Untitled Motorcycles San Francisco has stripped back a Ducati Scrambler motorcycle to highlight its trellis-like frame and reveal bare metal parts (+ slideshow).
The UMC-038 Marin Ducati Scrambler Icon was customised by Untitled Motorcycles San Francisco (UMC-SF) owner Hugo Eccles, with help from nearby Marin Speed Shop, as part of a competition.
"We set out to do something intentionally provocative," said Eccles.
He decided to alter the 2015 version of Italian manufacturer Ducati's model, introduced at the Intermot motorcycle show the previous year.
The original single-cylinder Scrambler was produced for the American market between 1962 until 1974, in versions between 250 and 450 cylinder capacity (cc).
"The new Ducati Scrambler is a great platform and does an admirable job of capturing the essence of the original Scrambler, but with certain inevitable cost and production compromises," said Eccles.
Related story: Motorbike reinterpreted as a furniture piece by Joe Velluto
He removed a variety of unnecessary details and plastic panels to reduce the weight of the bike by 85 pounds (38.5 kilograms) to 325 pounds (147 kilograms).
"We ended up with two large tubs of just plastic parts," Eccles said.

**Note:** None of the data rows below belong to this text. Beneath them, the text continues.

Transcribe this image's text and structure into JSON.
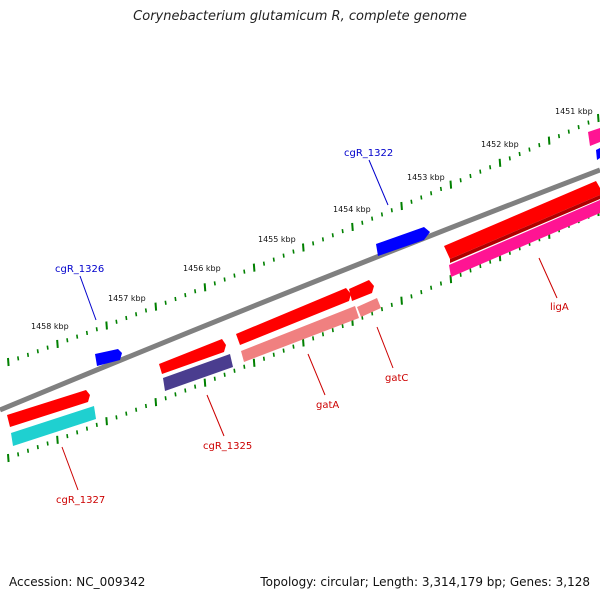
{
  "title": "Corynebacterium glutamicum R, complete genome",
  "footer": {
    "accession": "Accession: NC_009342",
    "summary": "Topology: circular; Length: 3,314,179 bp; Genes: 3,128"
  },
  "scale_labels": [
    "1451 kbp",
    "1452 kbp",
    "1453 kbp",
    "1454 kbp",
    "1455 kbp",
    "1456 kbp",
    "1457 kbp",
    "1458 kbp"
  ],
  "genes": [
    {
      "name": "cgR_1322",
      "color": "#0000cc"
    },
    {
      "name": "cgR_1326",
      "color": "#0000cc"
    },
    {
      "name": "ligA",
      "color": "#cc0000"
    },
    {
      "name": "gatC",
      "color": "#cc0000"
    },
    {
      "name": "gatA",
      "color": "#cc0000"
    },
    {
      "name": "cgR_1325",
      "color": "#cc0000"
    },
    {
      "name": "cgR_1327",
      "color": "#cc0000"
    }
  ],
  "colors": {
    "backbone": "#808080",
    "red": "#ff0000",
    "blue": "#0000ff",
    "magenta": "#ff1493",
    "cyan": "#1fd0d0",
    "navy": "#4a3d8f",
    "salmon": "#f08080",
    "tick": "#008000"
  }
}
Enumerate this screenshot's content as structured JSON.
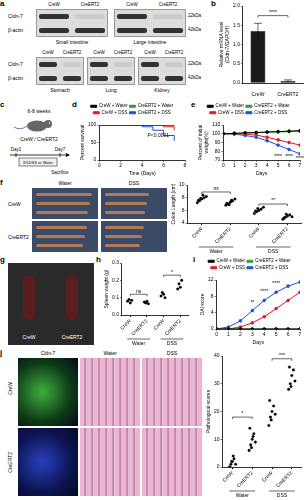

The stripped-back model consists of three core elements: engine, frame and body. The engine and other mechanical parts were stripped to bare metal and vapour-blasted.
The frame and rear suspension component were painted the same "rosso corsa" neon orange colour that Ducati uses for its race bikes.
"I love Ducati's signature trellis frame on the Scrambler and wanted to celebrate it," said Eccles.
UMC also designed a custom petrol tank to echoes the lines and angles of the frame, which resulted in a tapered shape.
This form was extended to encompass the leather-covered seat and headlight, so all three sit as part of one outline. Its wheels were replaced with 17-inch (43 centimetres) Ducati Monster variations.
The LED headlight is housed in brushed and polished aluminium, which is also used to form the belly pan, mesh front panel and exhaust header.
"Although this bike is road legal, the next road-going versions will be designed and detailed differently," said Eccles.
Yves Béhar and Philippe Starck are among other designers that have created new motorcycles, while a group of Japanese architects previously collaborated on a block of eight apartments for bikers in Tokyo.